I would like to specify partial responses in using the Structured Outputs API.
To illustrate what I mean by this, I created a mock example illustrating my use-case. I suspect that it might not be possible to do exactly what I am looking for, but I hope that there is a way to improve my solution.
Basically, let’s say you have a prompt which involves answering a series of Yes/No questions on a document. You might code something like this:
from typing import List, Literal
from pydantic import BaseModel
from openai import OpenAI
TEMPERATURE = 0
MODEL = 'gpt-4o-mini-2024-07-18'
class DocumentQuestion(BaseModel):
"""
A question about a given company's job description, accompanied by the corresponding answer.
"""
question_label: int
question_text: str
answer: Literal['Yes', 'No', 'N/A']
class Analysis(BaseModel):
questions: List[DocumentQuestion]
fake_job_description = """Job Title: Marketing Analyst
Company: Brightwave Solutions
Location: Remote
Brightwave Solutions is seeking a Marketing Analyst to join our growing team. The ideal candidate will analyze market trends, manage digital marketing campaigns, and optimize customer acquisition strategies. Responsibilities include data-driven decision-making, preparing reports, and collaborating with cross-functional teams. Applicants should have experience with Google Analytics, SEO, and CRM platforms.
Requirements:
Bachelor's degree in Marketing, Business, or related field
2+ years of experience
Strong analytical and communication skills
Salary: $55,000 - $75,000 annually
Apply by: October 31, 2024"""
questions = [
{"question_label" : 1, "question_text": "Does the job description specify a salary expectation?"},
{"question_label" : 2, "question_text": "If the job description specifies a salary expectation: Is this a salary range?"},
{"question_label" : 3, "question_text": "If the job description specifies a salary expectation: Is this an exact salary?"},
{"question_label" : 4, "question_text": "Does the job offer a hybrid working arrangement?"},
]
user_input_template = (
"Your task is to read through the document provided below, and answer the provided questions.\n"
"<document>{document}</document>\n"
"<questions>{questions}</questions>"
)
# Create a user message
user_input = user_input_template.format(
document = fake_job_description,
questions = questions
)
messages = [{"role": "user", "content": user_input}]
client = OpenAI()
completion = client.beta.chat.completions.parse(
model=MODEL,
temperature=TEMPERATURE,
messages=messages,
response_format=Analysis
)
parsed_completion = completion.to_dict()['choices'][0]['message']['parsed']['questions']
This approach seems to have a few issues, in my estimation:
- It relies on the model picking out all the questions from the
questions
list, which is not guaranteed - hallucination risk - It relies on the model quoting these questions correctly, which is not guaranteed - hallucination risk
- It wastes output tokens (which, of course, are more expensive than input tokens), since these questions are identical for every single document, meaning that the model will duplicate copy-pasting these across every single API call.

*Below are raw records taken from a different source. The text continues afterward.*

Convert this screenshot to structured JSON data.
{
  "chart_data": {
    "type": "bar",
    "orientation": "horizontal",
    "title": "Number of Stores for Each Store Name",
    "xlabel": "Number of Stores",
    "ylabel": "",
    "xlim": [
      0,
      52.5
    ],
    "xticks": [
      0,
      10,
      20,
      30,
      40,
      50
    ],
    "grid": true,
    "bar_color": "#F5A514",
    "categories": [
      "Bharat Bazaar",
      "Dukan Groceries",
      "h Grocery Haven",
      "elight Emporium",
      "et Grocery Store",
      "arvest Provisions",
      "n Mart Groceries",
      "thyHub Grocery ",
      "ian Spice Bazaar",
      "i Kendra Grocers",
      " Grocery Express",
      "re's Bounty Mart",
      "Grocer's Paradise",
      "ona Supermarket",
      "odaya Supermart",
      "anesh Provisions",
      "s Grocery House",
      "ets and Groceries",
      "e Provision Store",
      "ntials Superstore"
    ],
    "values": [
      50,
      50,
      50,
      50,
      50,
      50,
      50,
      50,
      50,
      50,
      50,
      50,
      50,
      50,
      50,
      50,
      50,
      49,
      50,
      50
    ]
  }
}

To further illustrate this, let’s say I continue using the same approach, and build a second model - an evaluation model which checks whether the output of the above model is correct (which you could include in the production roll-out of the above model to be able to monitor it’s performance in an automated way):
class DocumentQuestionEvaluation(BaseModel):
"""
A question about a given company's job description, accompanied by the corresponding answer and an evaluation thereof.
"""
question_label: int
question_text: str
answer: Literal['Yes', 'No', 'N/A']
evaluation_explanation: str
evaluation: Literal['Consistent', 'Inconsistent']

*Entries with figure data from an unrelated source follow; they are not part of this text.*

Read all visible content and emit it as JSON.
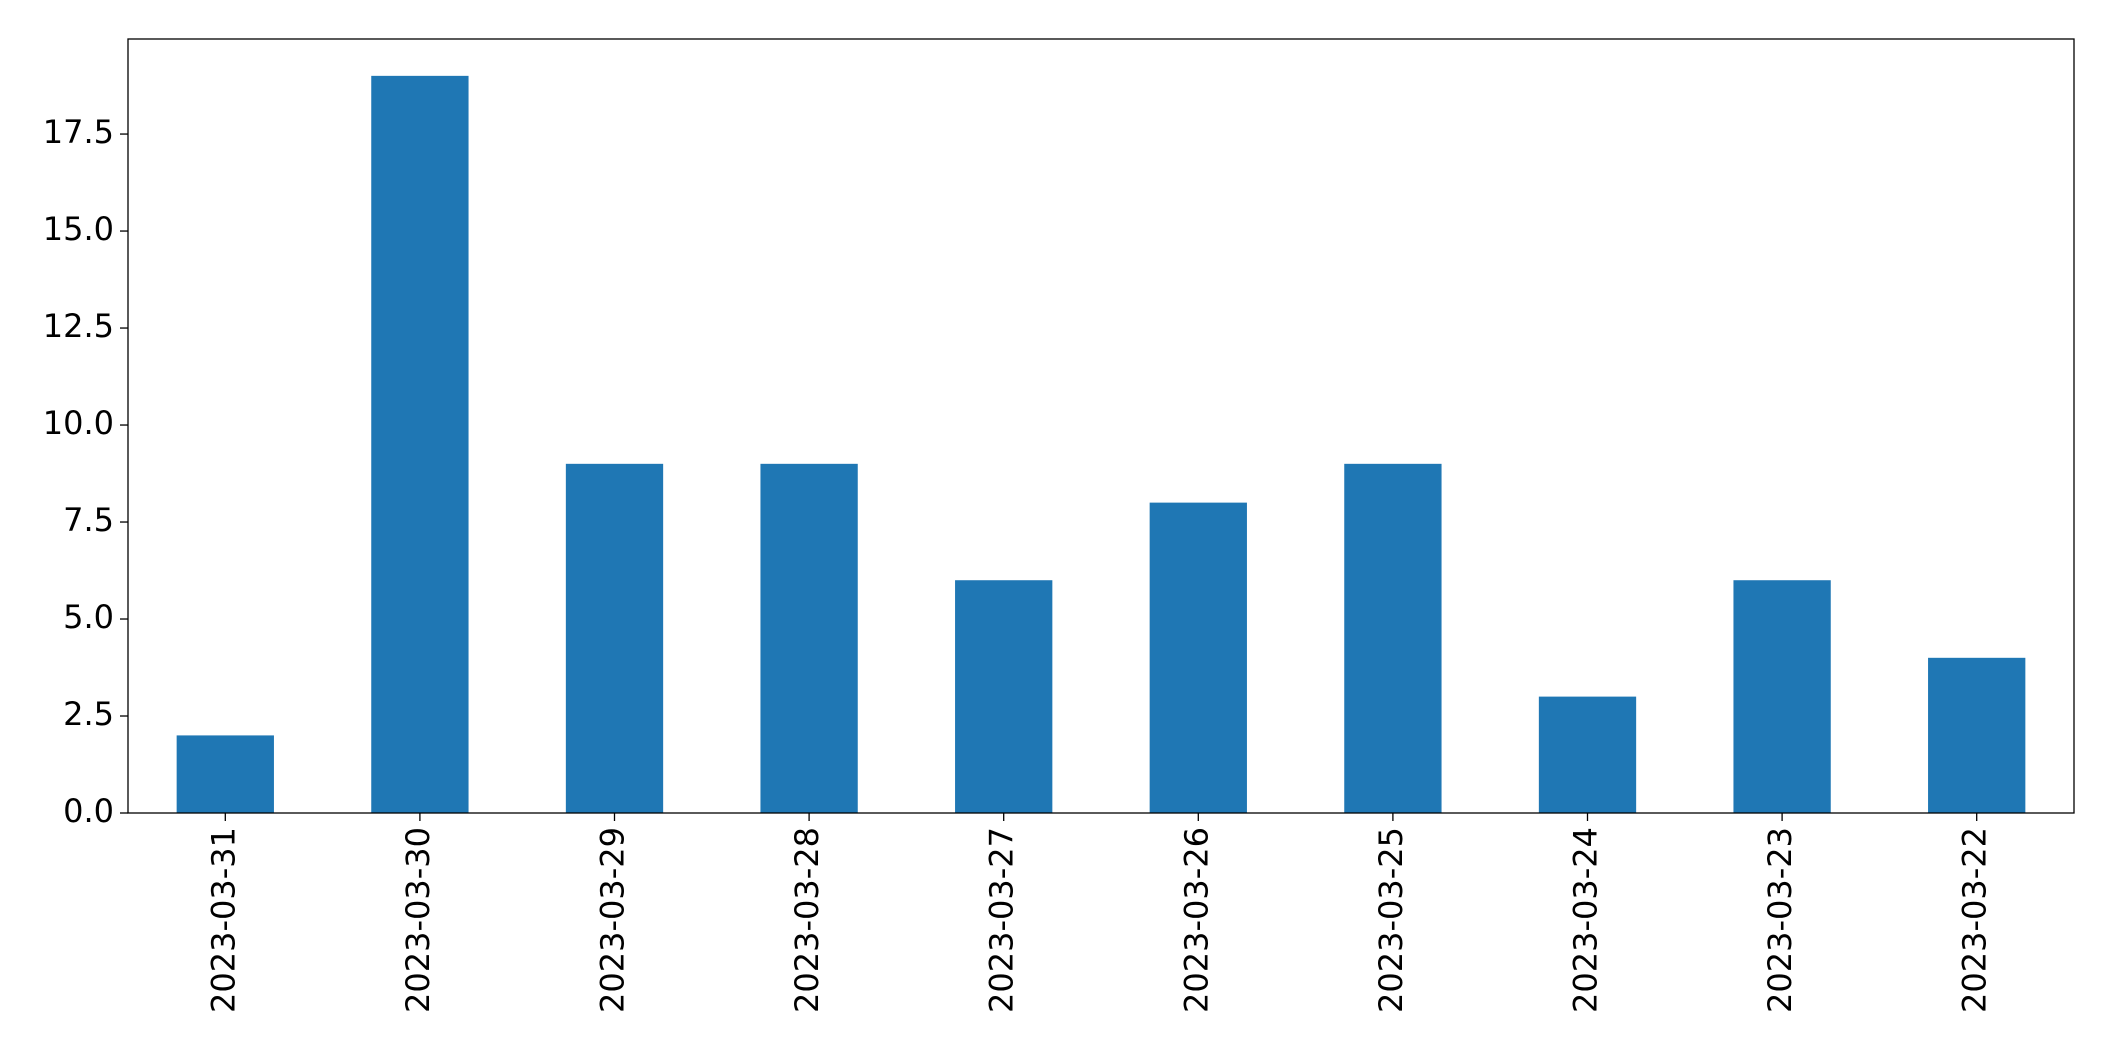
{
  "chart_data": {
    "type": "bar",
    "categories": [
      "2023-03-31",
      "2023-03-30",
      "2023-03-29",
      "2023-03-28",
      "2023-03-27",
      "2023-03-26",
      "2023-03-25",
      "2023-03-24",
      "2023-03-23",
      "2023-03-22"
    ],
    "values": [
      2,
      19,
      9,
      9,
      6,
      8,
      9,
      3,
      6,
      4
    ],
    "color": "#1f77b4",
    "ylim": [
      0,
      19.95
    ],
    "yticks": [
      {
        "value": 0,
        "label": "0.0"
      },
      {
        "value": 2.5,
        "label": "2.5"
      },
      {
        "value": 5,
        "label": "5.0"
      },
      {
        "value": 7.5,
        "label": "7.5"
      },
      {
        "value": 10,
        "label": "10.0"
      },
      {
        "value": 12.5,
        "label": "12.5"
      },
      {
        "value": 15,
        "label": "15.0"
      },
      {
        "value": 17.5,
        "label": "17.5"
      }
    ],
    "grid": false
  }
}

class AnalysisEvaluation(BaseModel):
questions: List[DocumentQuestionEvaluation]
user_input_template = (
"Your task is to evaluate the analysis provided below, and by checking whether it is consistent with the document provided below.\n"

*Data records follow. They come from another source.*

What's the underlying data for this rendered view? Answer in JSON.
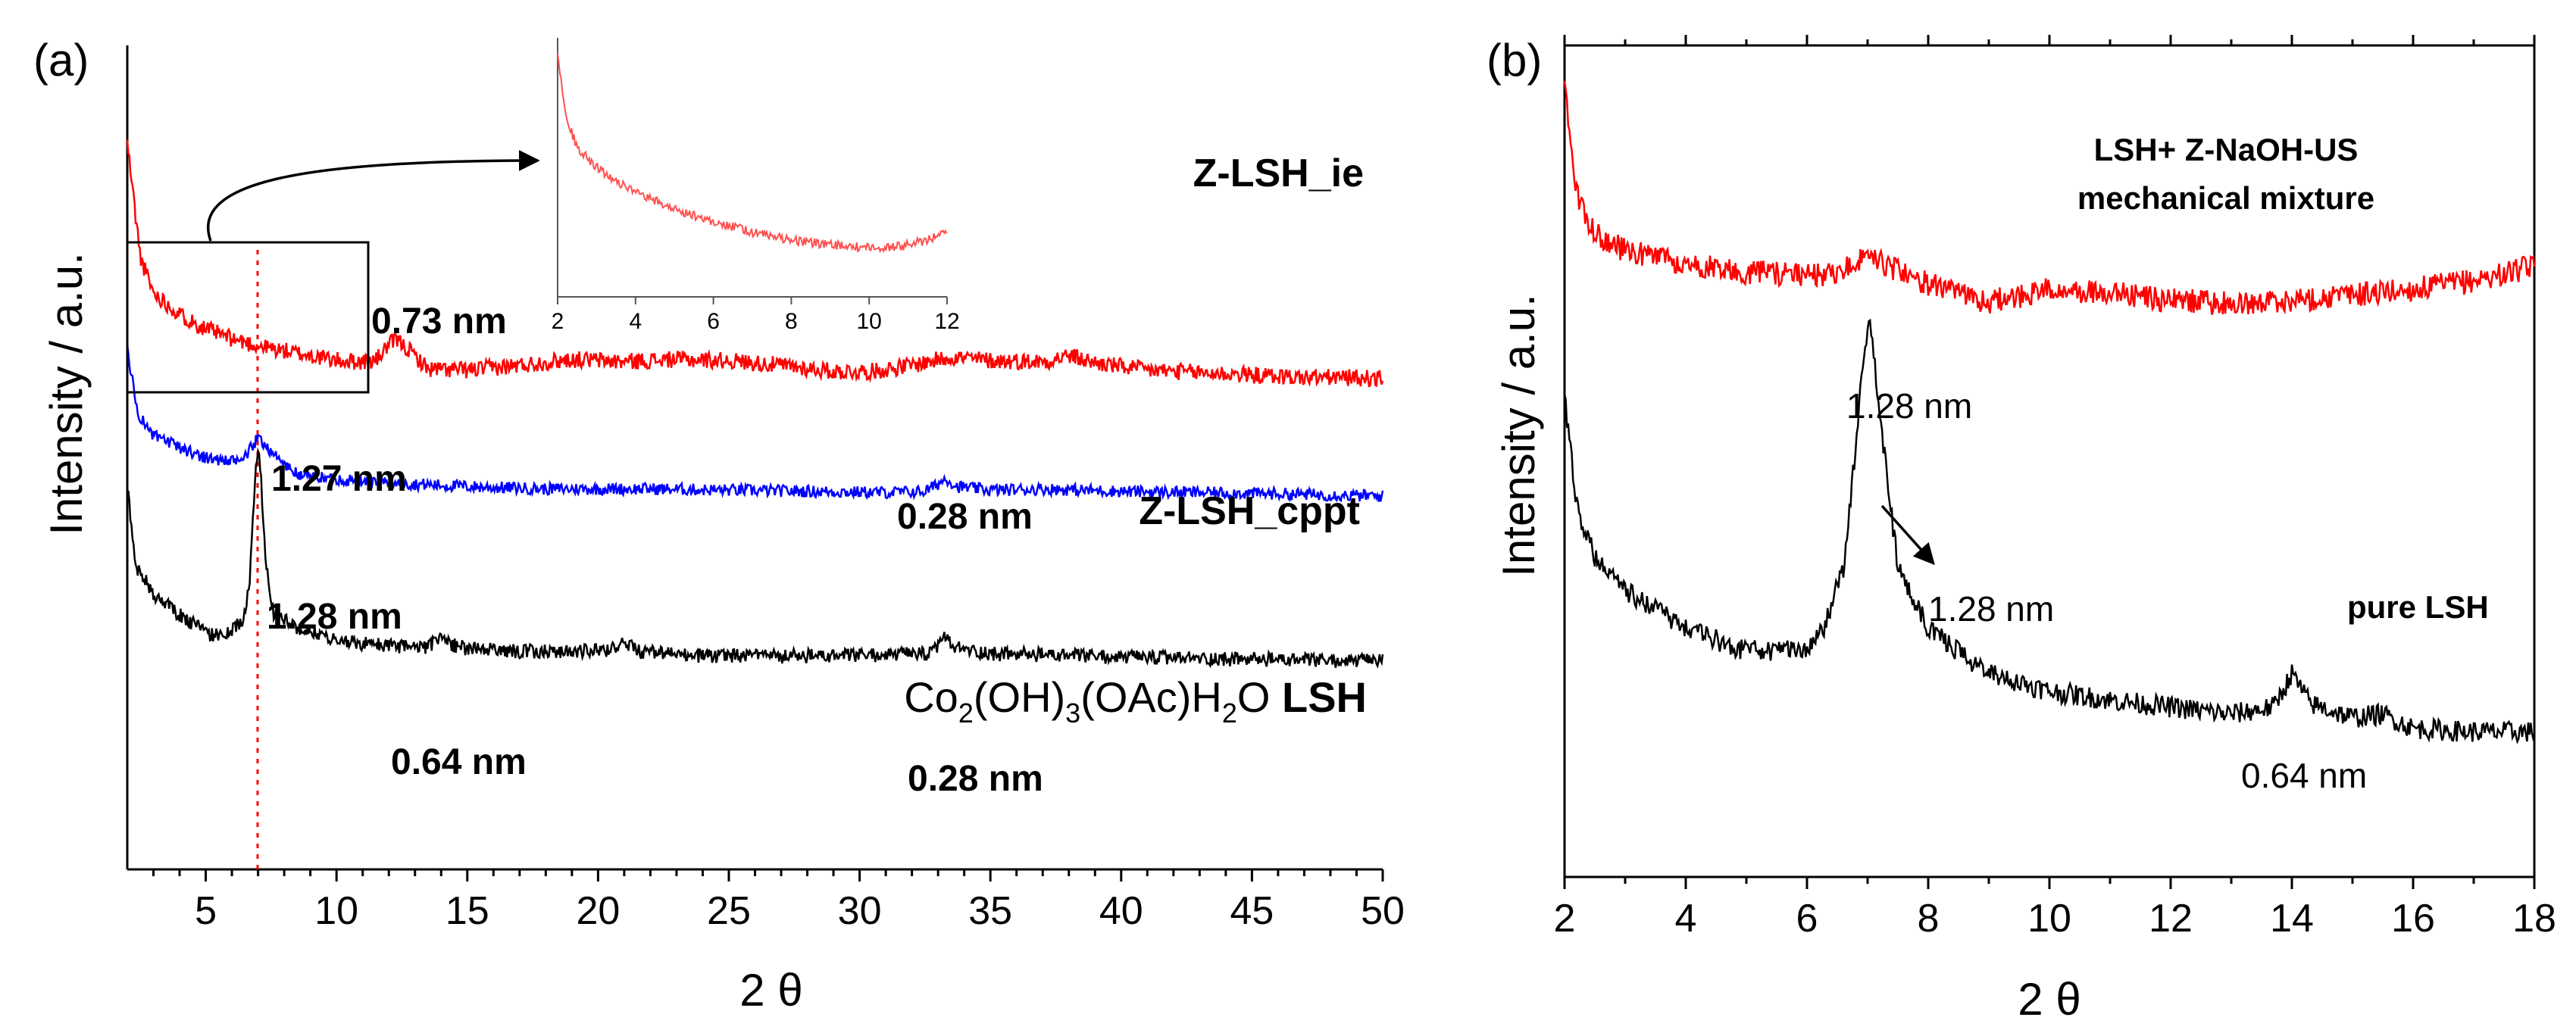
{
  "chart_data": [
    {
      "panel": "(a)",
      "type": "line",
      "xlabel": "2 θ",
      "ylabel": "Intensity / a.u.",
      "xlim": [
        2,
        50
      ],
      "xticks": [
        5,
        10,
        15,
        20,
        25,
        30,
        35,
        40,
        45,
        50
      ],
      "xtick_labels": [
        "5",
        "10",
        "15",
        "20",
        "25",
        "30",
        "35",
        "40",
        "45",
        "50"
      ],
      "grid": false,
      "series": [
        {
          "name": "Z-LSH_ie",
          "color": "#ff0000",
          "points": [
            [
              2,
              600
            ],
            [
              2.5,
              505
            ],
            [
              3,
              476
            ],
            [
              4,
              458
            ],
            [
              5,
              446
            ],
            [
              6,
              438
            ],
            [
              7,
              432
            ],
            [
              8,
              428
            ],
            [
              9,
              424
            ],
            [
              10,
              420
            ],
            [
              11,
              419
            ],
            [
              11.5,
              420
            ],
            [
              12,
              433
            ],
            [
              12.3,
              437
            ],
            [
              12.8,
              428
            ],
            [
              13.5,
              413
            ],
            [
              15,
              412
            ],
            [
              17,
              416
            ],
            [
              19,
              421
            ],
            [
              21,
              419
            ],
            [
              23,
              421
            ],
            [
              25,
              420
            ],
            [
              27,
              416
            ],
            [
              29,
              411
            ],
            [
              30.5,
              411
            ],
            [
              32,
              416
            ],
            [
              33.5,
              423
            ],
            [
              35,
              420
            ],
            [
              37,
              419
            ],
            [
              38,
              424
            ],
            [
              39,
              418
            ],
            [
              41,
              412
            ],
            [
              43,
              410
            ],
            [
              45,
              408
            ],
            [
              47,
              406
            ],
            [
              48.5,
              406
            ],
            [
              50,
              405
            ]
          ]
        },
        {
          "name": "Z-LSH_cppt",
          "color": "#0000ff",
          "points": [
            [
              2,
              430
            ],
            [
              2.4,
              376
            ],
            [
              3,
              358
            ],
            [
              4,
              348
            ],
            [
              5,
              340
            ],
            [
              6,
              336
            ],
            [
              6.5,
              340
            ],
            [
              6.8,
              350
            ],
            [
              7.0,
              356
            ],
            [
              7.3,
              350
            ],
            [
              7.8,
              338
            ],
            [
              8.5,
              326
            ],
            [
              10,
              322
            ],
            [
              12,
              319
            ],
            [
              15,
              316
            ],
            [
              18,
              314
            ],
            [
              20,
              314
            ],
            [
              22,
              314
            ],
            [
              25,
              313
            ],
            [
              28,
              312
            ],
            [
              31,
              311
            ],
            [
              32.5,
              312
            ],
            [
              33,
              318
            ],
            [
              33.3,
              323
            ],
            [
              33.7,
              316
            ],
            [
              35,
              313
            ],
            [
              37,
              314
            ],
            [
              40,
              312
            ],
            [
              43,
              311
            ],
            [
              46,
              310
            ],
            [
              48,
              309
            ],
            [
              50,
              308
            ]
          ]
        },
        {
          "name": "Co2(OH)3(OAc)H2O LSH",
          "color": "#000000",
          "points": [
            [
              2,
              316
            ],
            [
              2.3,
              252
            ],
            [
              3,
              227
            ],
            [
              4,
              210
            ],
            [
              5,
              196
            ],
            [
              5.5,
              192
            ],
            [
              6,
              196
            ],
            [
              6.5,
              210
            ],
            [
              6.7,
              245
            ],
            [
              6.9,
              325
            ],
            [
              7.0,
              350
            ],
            [
              7.1,
              328
            ],
            [
              7.3,
              250
            ],
            [
              7.6,
              212
            ],
            [
              8.5,
              200
            ],
            [
              10,
              189
            ],
            [
              12,
              184
            ],
            [
              13.5,
              183
            ],
            [
              14,
              194
            ],
            [
              14.3,
              186
            ],
            [
              15,
              182
            ],
            [
              17,
              180
            ],
            [
              19,
              180
            ],
            [
              20.5,
              181
            ],
            [
              21,
              188
            ],
            [
              21.5,
              180
            ],
            [
              23,
              177
            ],
            [
              25,
              176
            ],
            [
              27,
              176
            ],
            [
              29,
              176
            ],
            [
              31,
              177
            ],
            [
              32.8,
              178
            ],
            [
              33.2,
              193
            ],
            [
              33.6,
              183
            ],
            [
              35,
              178
            ],
            [
              37,
              177
            ],
            [
              40,
              175
            ],
            [
              43,
              174
            ],
            [
              46,
              173
            ],
            [
              48,
              172
            ],
            [
              50,
              172
            ]
          ]
        }
      ],
      "inset": {
        "series_name": "Z-LSH_ie",
        "color": "#ff0000",
        "xlim": [
          2,
          12
        ],
        "xticks": [
          2,
          4,
          6,
          8,
          10,
          12
        ],
        "xtick_labels": [
          "2",
          "4",
          "6",
          "8",
          "10",
          "12"
        ],
        "points": [
          [
            2,
            0.95
          ],
          [
            2.2,
            0.7
          ],
          [
            2.5,
            0.58
          ],
          [
            3,
            0.5
          ],
          [
            4,
            0.4
          ],
          [
            5,
            0.34
          ],
          [
            6,
            0.29
          ],
          [
            7,
            0.25
          ],
          [
            8,
            0.22
          ],
          [
            9,
            0.2
          ],
          [
            10,
            0.19
          ],
          [
            10.5,
            0.19
          ],
          [
            11,
            0.2
          ],
          [
            11.5,
            0.22
          ],
          [
            12,
            0.26
          ]
        ]
      },
      "annotations": {
        "peak_073": "0.73 nm",
        "peak_127": "1.27 nm",
        "peak_128": "1.28 nm",
        "peak_064": "0.64 nm",
        "peak_028_cppt": "0.28 nm",
        "peak_028_lsh": "0.28 nm",
        "label_ie": "Z-LSH_ie",
        "label_cppt": "Z-LSH_cppt",
        "formula_parts": [
          "Co",
          "2",
          "(OH)",
          "3",
          "(OAc)H",
          "2",
          "O "
        ],
        "formula_bold": "LSH"
      }
    },
    {
      "panel": "(b)",
      "type": "line",
      "xlabel": "2 θ",
      "ylabel": "Intensity / a.u.",
      "xlim": [
        2,
        18
      ],
      "xticks": [
        2,
        4,
        6,
        8,
        10,
        12,
        14,
        16,
        18
      ],
      "xtick_labels": [
        "2",
        "4",
        "6",
        "8",
        "10",
        "12",
        "14",
        "16",
        "18"
      ],
      "grid": false,
      "series": [
        {
          "name": "LSH+ Z-NaOH-US mechanical mixture",
          "color": "#ff0000",
          "points": [
            [
              2,
              450
            ],
            [
              2.2,
              385
            ],
            [
              2.5,
              363
            ],
            [
              3,
              354
            ],
            [
              4,
              346
            ],
            [
              5,
              342
            ],
            [
              6,
              340
            ],
            [
              6.5,
              340
            ],
            [
              7,
              352
            ],
            [
              7.3,
              345
            ],
            [
              8,
              335
            ],
            [
              9,
              325
            ],
            [
              10,
              332
            ],
            [
              11,
              330
            ],
            [
              12,
              326
            ],
            [
              13,
              324
            ],
            [
              14,
              326
            ],
            [
              15,
              329
            ],
            [
              16,
              332
            ],
            [
              17,
              337
            ],
            [
              18,
              345
            ]
          ]
        },
        {
          "name": "pure LSH",
          "color": "#000000",
          "points": [
            [
              2,
              270
            ],
            [
              2.2,
              210
            ],
            [
              2.5,
              180
            ],
            [
              3,
              162
            ],
            [
              4,
              140
            ],
            [
              5,
              128
            ],
            [
              5.5,
              128
            ],
            [
              6,
              130
            ],
            [
              6.3,
              142
            ],
            [
              6.6,
              175
            ],
            [
              6.8,
              240
            ],
            [
              6.95,
              300
            ],
            [
              7.05,
              312
            ],
            [
              7.2,
              260
            ],
            [
              7.5,
              175
            ],
            [
              8,
              140
            ],
            [
              9,
              115
            ],
            [
              10,
              105
            ],
            [
              11,
              100
            ],
            [
              12,
              96
            ],
            [
              13,
              92
            ],
            [
              13.7,
              96
            ],
            [
              14,
              115
            ],
            [
              14.3,
              98
            ],
            [
              15,
              90
            ],
            [
              15.5,
              92
            ],
            [
              16,
              84
            ],
            [
              17,
              82
            ],
            [
              18,
              82
            ]
          ]
        }
      ],
      "annotations": {
        "peak_128_top": "1.28 nm",
        "peak_128_arrow": "1.28 nm",
        "peak_064": "0.64 nm",
        "label_mix_line1": "LSH+ Z-NaOH-US",
        "label_mix_line2": "mechanical mixture",
        "label_pure": "pure LSH"
      }
    }
  ],
  "colors": {
    "axis": "#000000",
    "ie": "#ff0000",
    "cppt": "#0000ff",
    "lsh": "#000000",
    "guide": "#ff0000"
  }
}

"<analysis>\n{analysis}\n</analysis>\n"
"<document>\n{document}\n</document>"
)
# Create a user message
user_input = user_input_template.format(
analysis = parsed_completion,
document = fake_job_description
)
evaluation_messages = [{"role": "user", "content": user_input}]
completion = client.beta.chat.completions.parse(
model=MODEL,
temperature=TEMPERATURE,
messages=evaluation_messages,
response_format=AnalysisEvaluation
)
parsed_completion_evaluation = completion.to_dict()['choices'][0]['message']['parsed']['questions']
This amplifies the previously mentioned issues, as you now rely on the model to correctly recall the list of questions, as well as their responses. This creates a hallucination risk which, in theory, structured outputs could completely alleviate.
So, to take the above example, is there a way to hard-code the list of questions and answers, in such a way that the evaluation model only has to generate the evaluation_explanation
and evaluation
fields?
I imagine that instead of having to create a “partial response” to a given schema, you could reframe this partial response as another response schema or pydantic model, but I’m having trouble imagining what this would look like.